The main reason is that you lose geometric intuition whenever you introduce a basis,
and geometric intuition in linear algebra is extremely important for me,
not only in definitions but also in theorems and their proofs.

When I learned linear algebra I made sure I understood the geometric meaning of every
single definition, theorem, and proof.
For example, an element of a vector space is a vector or a 1-dimensional subspace with an oriented metric,
an element of the dual vector space is a hyperplane with an oriented metric on its “complement”, i.e., the factor space,
an element of the exterior algebra is a formal sum of vector subspaces
(dimension equals degree) equipped with oriented metrics,
an element of the exterior algebra of the dual space is a formal sum of vector subspaces (codimension equals degree)
with an oriented metric on their “complement”, i.e., the factor space,
the exterior product of two elements of the exterior algebra is the direct sum of the corresponding spaces (or zero if they have nontrivial intersection) with the obvious choice of an oriented metric,
the inner product of an element of the exterior algebra and an element of the dual exterior algebra
is the intersection or the sum (depends on the type of the inner product) of the corresponding subspaces
with the obvious choice of an oriented metric, Hodge star is a particular case of the previous construction
(if you have a subspace with an oriented metric and also an oriented metric on the entire space then you
can canonically produce an oriented metric on the “complement”, i.e., the factor space),
trace and determinant also have an obvious geometric meaning in this framework etc. etc. etc.

All of this is fully rigorous and all theorems and their proofs become trivial once you have a geometric intuition
for all definitions, and you don't need any bases, coordinates, or matrices, even when you prove something.

Ironically, the best source for geometric intuition in linear algebra for me was Bourbaki's Algebra,
which is often blamed for its abstractness.
Actually it is the only source known to me that (indirectly) explains the geometric meaning of exterior algebra
(please tell me if you know other sources).
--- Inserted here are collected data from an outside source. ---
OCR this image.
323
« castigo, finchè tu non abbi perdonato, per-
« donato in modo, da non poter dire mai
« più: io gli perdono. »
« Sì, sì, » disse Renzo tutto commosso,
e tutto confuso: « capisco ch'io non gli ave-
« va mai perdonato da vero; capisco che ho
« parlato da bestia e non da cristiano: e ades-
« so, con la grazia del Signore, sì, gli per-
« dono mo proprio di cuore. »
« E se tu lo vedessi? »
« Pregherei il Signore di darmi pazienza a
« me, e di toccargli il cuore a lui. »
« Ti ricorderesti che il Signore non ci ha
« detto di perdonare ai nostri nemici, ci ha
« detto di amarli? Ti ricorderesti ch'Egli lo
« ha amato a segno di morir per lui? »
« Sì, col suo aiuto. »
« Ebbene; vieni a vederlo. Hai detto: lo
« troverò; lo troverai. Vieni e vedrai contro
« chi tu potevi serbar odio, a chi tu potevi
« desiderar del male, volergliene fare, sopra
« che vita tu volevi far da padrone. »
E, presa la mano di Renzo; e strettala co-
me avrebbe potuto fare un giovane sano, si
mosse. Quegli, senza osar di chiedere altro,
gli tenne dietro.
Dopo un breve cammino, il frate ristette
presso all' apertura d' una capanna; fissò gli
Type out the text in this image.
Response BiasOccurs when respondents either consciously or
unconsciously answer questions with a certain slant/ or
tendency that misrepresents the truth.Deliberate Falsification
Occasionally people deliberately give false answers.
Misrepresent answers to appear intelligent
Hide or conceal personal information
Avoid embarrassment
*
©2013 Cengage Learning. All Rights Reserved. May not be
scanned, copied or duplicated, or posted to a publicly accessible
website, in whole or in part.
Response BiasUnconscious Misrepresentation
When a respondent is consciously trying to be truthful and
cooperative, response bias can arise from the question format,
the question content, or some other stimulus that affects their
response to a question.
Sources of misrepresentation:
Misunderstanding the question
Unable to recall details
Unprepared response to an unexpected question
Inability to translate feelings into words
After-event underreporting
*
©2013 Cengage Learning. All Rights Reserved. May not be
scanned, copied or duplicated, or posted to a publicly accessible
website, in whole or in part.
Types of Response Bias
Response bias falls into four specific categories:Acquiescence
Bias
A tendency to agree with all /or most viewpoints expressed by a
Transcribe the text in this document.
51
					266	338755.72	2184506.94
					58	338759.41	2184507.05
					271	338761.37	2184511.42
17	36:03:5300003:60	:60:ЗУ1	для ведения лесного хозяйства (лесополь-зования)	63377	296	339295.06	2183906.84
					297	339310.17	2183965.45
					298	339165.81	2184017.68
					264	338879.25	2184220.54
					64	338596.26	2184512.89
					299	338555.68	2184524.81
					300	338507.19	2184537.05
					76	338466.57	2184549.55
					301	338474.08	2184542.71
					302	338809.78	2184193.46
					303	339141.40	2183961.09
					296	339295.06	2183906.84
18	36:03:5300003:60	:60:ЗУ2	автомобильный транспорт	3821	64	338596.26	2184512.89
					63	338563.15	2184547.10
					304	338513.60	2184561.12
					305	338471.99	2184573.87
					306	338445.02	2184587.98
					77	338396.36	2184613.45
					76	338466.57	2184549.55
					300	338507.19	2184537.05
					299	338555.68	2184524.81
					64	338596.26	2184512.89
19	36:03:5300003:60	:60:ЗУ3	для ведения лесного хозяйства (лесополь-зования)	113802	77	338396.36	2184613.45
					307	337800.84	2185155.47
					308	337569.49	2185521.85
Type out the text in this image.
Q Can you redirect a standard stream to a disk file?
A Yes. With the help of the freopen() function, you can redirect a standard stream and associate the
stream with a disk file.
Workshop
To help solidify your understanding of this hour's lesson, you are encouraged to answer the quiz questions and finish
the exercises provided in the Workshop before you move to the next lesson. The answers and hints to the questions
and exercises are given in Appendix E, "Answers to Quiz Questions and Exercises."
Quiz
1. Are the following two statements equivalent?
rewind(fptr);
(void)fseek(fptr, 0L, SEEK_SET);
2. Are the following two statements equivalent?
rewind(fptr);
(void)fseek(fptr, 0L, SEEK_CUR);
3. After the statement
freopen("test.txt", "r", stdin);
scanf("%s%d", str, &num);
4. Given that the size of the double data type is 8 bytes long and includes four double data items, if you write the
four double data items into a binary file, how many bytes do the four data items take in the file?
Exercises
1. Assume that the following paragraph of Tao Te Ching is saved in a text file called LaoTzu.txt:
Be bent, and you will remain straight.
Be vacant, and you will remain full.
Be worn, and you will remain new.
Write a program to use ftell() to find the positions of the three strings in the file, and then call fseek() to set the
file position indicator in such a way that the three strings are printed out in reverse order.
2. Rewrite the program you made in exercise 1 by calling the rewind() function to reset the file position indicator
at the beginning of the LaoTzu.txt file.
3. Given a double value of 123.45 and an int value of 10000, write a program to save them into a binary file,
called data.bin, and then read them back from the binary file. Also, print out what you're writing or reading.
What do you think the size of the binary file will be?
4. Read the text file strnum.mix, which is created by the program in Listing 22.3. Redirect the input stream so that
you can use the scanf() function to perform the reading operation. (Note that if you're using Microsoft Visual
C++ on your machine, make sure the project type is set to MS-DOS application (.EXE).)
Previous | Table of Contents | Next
I badly want to see a sufficiently advanced textbook on linear algebra that at least includes all the notions mentioned above (and many others, of course)
and satisfies the following two conditions:
(1) It explains the geometric meaning of every single definition, theorem, and proof (or states them in such
a way that their geometric meaning is evident);
(2) It never uses bases, coordinates, or matrices and does not even define these notions.